Recently, someone asked me on Quora whether people with loud voices are using their larynx differently than people with soft voices. In other words, if you have a loud voice, are you doing anything different with your voice box (that protrusion on your neck that houses your vocal folds). Or is something else going on? What are people with loud voices doing differently?

What Is Loud?

First off, we have to define what we mean by loud, because there are different ways a voice can be loud. The perception of “loudness” can occur for different reasons: is it loud because it sounds like there’s a lot of power behind it? Is it loud because it’s piercing and cuts through other sound? Is it loud because it’s full and resonant?

What is Power in Singing

Let’s just start out with power. Usually when people talk about vocal power, it has to do with the interplay between the breath and the vocal folds. To produce sound, a few things have to happen: our vocal folds need to close, and air from below needs to come in contact with the vocal folds to initiate vibration. More breath pressure does not always equate to more power, because eventually that can just cause them to blow open (not to mention that you can damage your voice). When it comes to breath, the most sustainable power comes from holding back air below your vocal folds to create more subglottal pressure (pressure underneath your vocal folds). Subglottal pressure, coupled with vocal fold closure, will result in a louder sound. In this instance, the only difference in the larynx is that the vocal folds close all the way instead of not coming together (often resulting in a softer, more aspirated sound).

Let’s Increase Power by Upping Your Closed Phase!

You can increase subglottal pressure by creating a longer closed phase with your vocal folds. What this means is that your vocal folds stay together longer during one cycle of vibration, instead of re-opening right away. Here’s how to do it!

Thicken Your Vocal Folds

In other words, go for a chestier sound. You’ll get a longer closed phase, and increase the power.

Get Bratty

You can do this by narrowing your aryepiglottic sphincter (AES). I know, it’s a super weird term, but it’s not that hard to manipulate. Your AES is a set of muscles that gathers like a tube toward the top of your larynx. You can narrow it by making your sound more piercing, or “brattier,” or “witchier.” Oddly enough, this will create some back pressure that gives you a longer closed phase.

Make a Joyful Noise

Literally, do a healthy belt! Vocal researchers are still studying exactly how this is achieved, but it’s likely that you move some cartilages that help to shorten and thicken your vocal folds so that your vocalis muscle (the one in your vocal folds) doesn’t have to exert so much effort. This is yet another way you can get that longer closed phase.

Get Loud With Twang

Not all power pertains to breath though (except in that way that most of our anatomy is linked in crazy ways).
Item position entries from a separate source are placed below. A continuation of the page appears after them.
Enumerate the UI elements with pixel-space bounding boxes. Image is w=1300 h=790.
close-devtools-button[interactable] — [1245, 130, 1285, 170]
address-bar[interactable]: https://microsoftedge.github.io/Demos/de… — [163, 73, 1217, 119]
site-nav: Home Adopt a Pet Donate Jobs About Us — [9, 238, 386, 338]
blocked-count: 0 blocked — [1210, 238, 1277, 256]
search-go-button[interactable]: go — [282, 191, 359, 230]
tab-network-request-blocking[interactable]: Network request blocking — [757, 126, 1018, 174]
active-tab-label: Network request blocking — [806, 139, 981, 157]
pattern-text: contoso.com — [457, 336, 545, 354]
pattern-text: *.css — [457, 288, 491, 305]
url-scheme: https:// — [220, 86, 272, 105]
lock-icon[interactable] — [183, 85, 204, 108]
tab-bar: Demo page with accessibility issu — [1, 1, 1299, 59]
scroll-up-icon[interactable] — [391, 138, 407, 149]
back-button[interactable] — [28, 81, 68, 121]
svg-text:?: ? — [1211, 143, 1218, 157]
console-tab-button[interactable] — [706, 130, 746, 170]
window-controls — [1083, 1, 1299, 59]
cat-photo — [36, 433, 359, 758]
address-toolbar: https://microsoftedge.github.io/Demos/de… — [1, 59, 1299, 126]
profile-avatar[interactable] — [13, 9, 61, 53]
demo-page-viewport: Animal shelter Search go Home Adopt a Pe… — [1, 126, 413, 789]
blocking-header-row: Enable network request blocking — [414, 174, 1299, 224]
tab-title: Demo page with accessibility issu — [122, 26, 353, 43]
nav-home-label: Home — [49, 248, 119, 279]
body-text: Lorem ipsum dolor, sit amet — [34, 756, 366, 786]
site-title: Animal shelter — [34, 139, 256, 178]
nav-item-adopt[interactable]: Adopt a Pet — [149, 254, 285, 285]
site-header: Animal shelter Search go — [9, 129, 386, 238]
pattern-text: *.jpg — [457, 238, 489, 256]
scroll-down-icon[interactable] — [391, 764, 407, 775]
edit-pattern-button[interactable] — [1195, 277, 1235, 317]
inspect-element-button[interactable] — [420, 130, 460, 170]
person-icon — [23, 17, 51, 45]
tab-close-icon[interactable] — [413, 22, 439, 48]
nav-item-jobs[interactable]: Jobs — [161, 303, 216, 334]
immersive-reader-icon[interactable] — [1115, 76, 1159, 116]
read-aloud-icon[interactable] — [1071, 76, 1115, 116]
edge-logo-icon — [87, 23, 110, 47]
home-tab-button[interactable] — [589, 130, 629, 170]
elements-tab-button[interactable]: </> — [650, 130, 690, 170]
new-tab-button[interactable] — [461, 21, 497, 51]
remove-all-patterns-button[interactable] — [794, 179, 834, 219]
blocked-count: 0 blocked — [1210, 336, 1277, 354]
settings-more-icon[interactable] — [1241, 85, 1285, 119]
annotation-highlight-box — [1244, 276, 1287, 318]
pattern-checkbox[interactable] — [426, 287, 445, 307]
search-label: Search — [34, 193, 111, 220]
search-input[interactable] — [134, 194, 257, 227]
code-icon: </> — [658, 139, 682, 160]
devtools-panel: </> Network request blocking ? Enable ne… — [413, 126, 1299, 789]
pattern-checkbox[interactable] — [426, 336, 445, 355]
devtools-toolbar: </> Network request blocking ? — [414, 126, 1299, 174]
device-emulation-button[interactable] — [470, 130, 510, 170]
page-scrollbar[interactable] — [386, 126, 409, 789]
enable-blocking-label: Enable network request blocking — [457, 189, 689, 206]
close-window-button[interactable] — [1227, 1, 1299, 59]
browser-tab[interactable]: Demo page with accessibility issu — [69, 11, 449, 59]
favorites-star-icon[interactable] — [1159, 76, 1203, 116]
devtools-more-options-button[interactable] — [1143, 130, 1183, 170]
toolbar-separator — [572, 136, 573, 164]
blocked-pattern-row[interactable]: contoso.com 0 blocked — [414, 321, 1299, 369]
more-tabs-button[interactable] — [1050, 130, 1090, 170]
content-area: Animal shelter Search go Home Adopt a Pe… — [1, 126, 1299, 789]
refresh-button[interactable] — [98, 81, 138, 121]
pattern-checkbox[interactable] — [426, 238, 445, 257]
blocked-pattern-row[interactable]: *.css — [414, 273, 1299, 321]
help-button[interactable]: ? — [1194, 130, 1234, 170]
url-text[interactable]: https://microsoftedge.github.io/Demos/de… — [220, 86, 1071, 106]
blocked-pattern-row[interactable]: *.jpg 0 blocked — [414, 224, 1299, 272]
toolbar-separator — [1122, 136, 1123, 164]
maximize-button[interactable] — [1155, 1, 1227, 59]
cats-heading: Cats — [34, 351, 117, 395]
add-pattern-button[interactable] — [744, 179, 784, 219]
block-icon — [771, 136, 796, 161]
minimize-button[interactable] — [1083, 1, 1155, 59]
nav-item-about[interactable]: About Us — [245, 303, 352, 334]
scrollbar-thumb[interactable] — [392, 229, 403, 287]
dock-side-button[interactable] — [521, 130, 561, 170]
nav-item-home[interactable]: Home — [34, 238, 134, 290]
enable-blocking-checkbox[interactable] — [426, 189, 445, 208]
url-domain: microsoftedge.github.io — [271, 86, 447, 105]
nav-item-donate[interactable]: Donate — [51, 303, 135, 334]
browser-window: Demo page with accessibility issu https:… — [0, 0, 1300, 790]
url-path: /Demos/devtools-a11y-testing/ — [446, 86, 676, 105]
If we’re talking about a sharp, piercing sound, that’s a little different. The AES, which I mentioned earlier, narrows to create that piercing sound. It’s what causes a soprano opera singer to be heard over an orchestra. What’s happening here is that the narrow AES creates more overtones between 2 and 4 KHZ, a range that vibrates sympathetically with the human eardrum. It’s not so much that there’s more power behind it, but it still sounds louder because we perceive it as piercing through other sound.

Get Loud With Fullness

If we’re talking about a more open, full sound, lifting your soft palate is a real big deal. This doesn’t have much to do with changes in your larynx, but it opens up your vocal tract and also keeps sound from getting nasalized. Nasal sounds lose some of the high frequency overtones because the turbinates in your nose act like acoustic baffles (that foamy stuff you see in recording studios) and suck up that energy.

What I want you to take away from this is that there’s no one way to be loud. Loudness comes from a bunch of different sources and even means different things to different people. And just a friendly reminder from your voice teacher: don’t try to be louder by pushing harder. Sooner or later, you’ll injure your voice that way, so pleeease, choose one of the many other ways to be loud.